Discussion in 'Chicken Behaviors and Egglaying' started by Freebirdfarm, May 19, 2017 at 11:48 AM.

  1. Freebirdfarm

    Freebirdfarm New Egg

    Nov 12, 2016
    My hens are a year old now, and last year they had run of the entire yard. The started laying in the fall of 2016. It seemed like until about spring time of this year I was getting yolks that were almost orange they were so dark.

    Now this year, I have them confined to a pretty large run, but there is no grass really to speak of in that area, and I give them an extra layer pellet for food. They have a hanging food holder that's always there.

    This year I have noticed, for at least the last three months that the egg yolk color isn't anything specatacular. They don't look as pale as store bought eggs, but they aren't magnificently orange like they used to be.

    So is the egg color dependent on age/fertility, or is it diet, or what is it?

    Thanks in advance for any enlightening responses.
  2. cluckcluckgirl

    cluckcluckgirl Queen of the Coop Premium Member

    Jun 16, 2012
    Tending to my chickens
    The yolk color is mainly dependent on their diet. When they were foraging, they were consuming lots of greens, which led to the almost orange yolks. Some feeds will add parts of some plants into them to give you the deep yellow colored yolks.
    Ridgerunner likes this.
  3. Wishing4Wings

    Wishing4Wings Chicken Obsessed Premium Member

    May 7, 2012
    Sonoma County, CA
    Yolk color is mostly diet. The carotinoids in green leafy foods and other types of colored vegetables make the yolks darker. It is generally a sign that the birds have a healthy diet and the eggs tend to be healthier too. A diet high in greens and grasses supposedly lowers the cholesterol in the eggs. In my experience, each bird may have lighter or darker yolk, but the carotinoids will deepen the color. There are some feeds that add marigold petals to color the yolk orange, but I'm not sure if it carries the health benefits or is sort of cheating. Summers are dry where I live, and green grass is usually gone by June, so I grow curly kale as a supplement. The birds love it, but it's still not as good as spring grass for getting those beautiful orange yolks.
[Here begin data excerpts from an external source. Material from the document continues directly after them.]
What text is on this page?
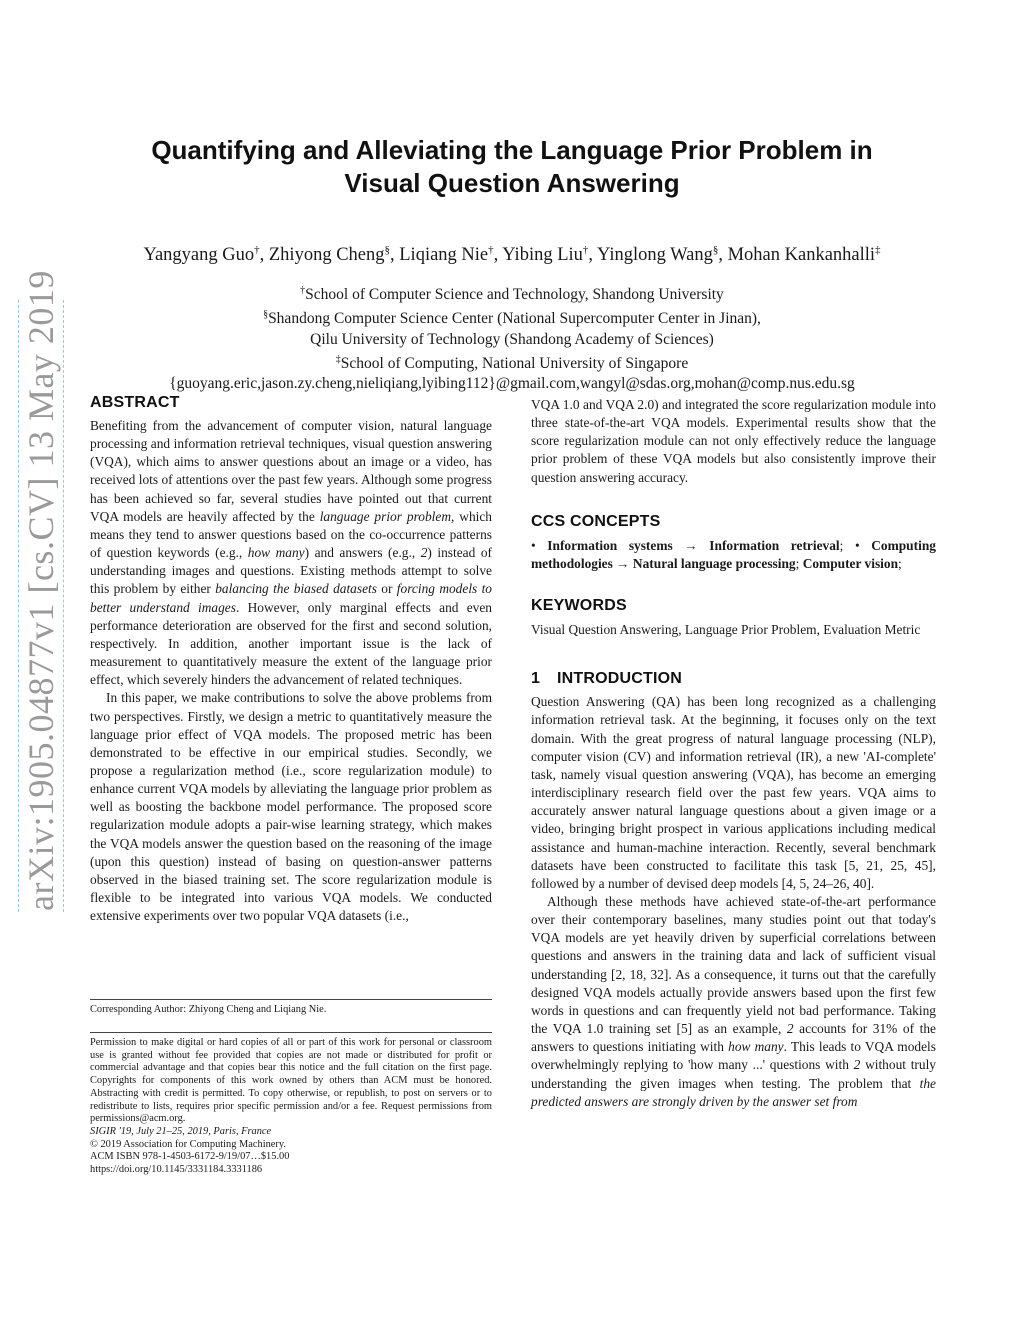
arXiv:1905.04877v1 [cs.CV] 13 May 2019
Quantifying and Alleviating the Language Prior Problem in
Visual Question Answering
Yangyang Guo†, Zhiyong Cheng§, Liqiang Nie†, Yibing Liu†, Yinglong Wang§, Mohan Kankanhalli‡
†School of Computer Science and Technology, Shandong University
§Shandong Computer Science Center (National Supercomputer Center in Jinan),
Qilu University of Technology (Shandong Academy of Sciences)
‡School of Computing, National University of Singapore
{guoyang.eric,jason.zy.cheng,nieliqiang,lyibing112}@gmail.com,wangyl@sdas.org,mohan@comp.nus.edu.sg
ABSTRACT

Benefiting from the advancement of computer vision, natural language processing and information retrieval techniques, visual question answering (VQA), which aims to answer questions about an image or a video, has received lots of attentions over the past few years. Although some progress has been achieved so far, several studies have pointed out that current VQA models are heavily affected by the language prior problem, which means they tend to answer questions based on the co-occurrence patterns of question keywords (e.g., how many) and answers (e.g., 2) instead of understanding images and questions. Existing methods attempt to solve this problem by either balancing the biased datasets or forcing models to better understand images. However, only marginal effects and even performance deterioration are observed for the first and second solution, respectively. In addition, another important issue is the lack of measurement to quantitatively measure the extent of the language prior effect, which severely hinders the advancement of related techniques.

In this paper, we make contributions to solve the above problems from two perspectives. Firstly, we design a metric to quantitatively measure the language prior effect of VQA models. The proposed metric has been demonstrated to be effective in our empirical studies. Secondly, we propose a regularization method (i.e., score regularization module) to enhance current VQA models by alleviating the language prior problem as well as boosting the backbone model performance. The proposed score regularization module adopts a pair-wise learning strategy, which makes the VQA models answer the question based on the reasoning of the image (upon this question) instead of basing on question-answer patterns observed in the biased training set. The score regularization module is flexible to be integrated into various VQA models. We conducted extensive experiments over two popular VQA datasets (i.e.,

Corresponding Author: Zhiyong Cheng and Liqiang Nie.

Permission to make digital or hard copies of all or part of this work for personal or classroom use is granted without fee provided that copies are not made or distributed for profit or commercial advantage and that copies bear this notice and the full citation on the first page. Copyrights for components of this work owned by others than ACM must be honored. Abstracting with credit is permitted. To copy otherwise, or republish, to post on servers or to redistribute to lists, requires prior specific permission and/or a fee. Request permissions from permissions@acm.org.

SIGIR '19, July 21–25, 2019, Paris, France
© 2019 Association for Computing Machinery.
ACM ISBN 978-1-4503-6172-9/19/07…$15.00
https://doi.org/10.1145/3331184.3331186

VQA 1.0 and VQA 2.0) and integrated the score regularization module into three state-of-the-art VQA models. Experimental results show that the score regularization module can not only effectively reduce the language prior problem of these VQA models but also consistently improve their question answering accuracy.

CCS CONCEPTS

• Information systems → Information retrieval; • Computing methodologies → Natural language processing; Computer vision;

KEYWORDS

Visual Question Answering, Language Prior Problem, Evaluation Metric

1 INTRODUCTION

Question Answering (QA) has been long recognized as a challenging information retrieval task. At the beginning, it focuses only on the text domain. With the great progress of natural language processing (NLP), computer vision (CV) and information retrieval (IR), a new 'AI-complete' task, namely visual question answering (VQA), has become an emerging interdisciplinary research field over the past few years. VQA aims to accurately answer natural language questions about a given image or a video, bringing bright prospect in various applications including medical assistance and human-machine interaction. Recently, several benchmark datasets have been constructed to facilitate this task [5, 21, 25, 45], followed by a number of devised deep models [4, 5, 24–26, 40].

Although these methods have achieved state-of-the-art performance over their contemporary baselines, many studies point out that today's VQA models are yet heavily driven by superficial correlations between questions and answers in the training data and lack of sufficient visual understanding [2, 18, 32]. As a consequence, it turns out that the carefully designed VQA models actually provide answers based upon the first few words in questions and can frequently yield not bad performance. Taking the VQA 1.0 training set [5] as an example, 2 accounts for 31% of the answers to questions initiating with how many. This leads to VQA models overwhelmingly replying to 'how many ...' questions with 2 without truly understanding the given images when testing. The problem that the predicted answers are strongly driven by the answer set from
    We had barnyard chickens when I was a kid and I never had store bought eggs. I remember the first time I had a sleepover at a friend's house and was served eggs for breakfast with pale yellow yolks. I had never seen that before, and thought there was something wrong with the eggs! Having been raised properly, I ate them without complaint, but they were not nearly as good as our home grown eggs. My own kids are now spoiled with our delicious eggs!
    cluckcluckgirl likes this.
  4. ChickenMammX4

    ChickenMammX4 Chillin' With My Peeps

    Mar 17, 2015
    SW Ohio
    Our chickens are confined to a run but we give them fresh grass and weeds daily We just pull it out with our hands and throw it in the run. Also, grass clippings, garden/landscape debris, pumpkins in the fall and other fruits and veggies help keep those yolks dark. We sometimes give them alfalfa in the winter.
    Wishing4Wings and Chicken Girl1 like this.
  5. adstowe

    adstowe Out Of The Brooder

    Aug 8, 2016
    My birds free range most of the time, but living in a high mountain desert there isn't much in the way of greens outside of spring. I buy an alfalfa bale now and then and just throw some out for them every few days. They eat the leaves and the stems dry out and make a straw like flooring in the run for them to scratch around in when they are confined.
    Cindy in PA and Wishing4Wings like this.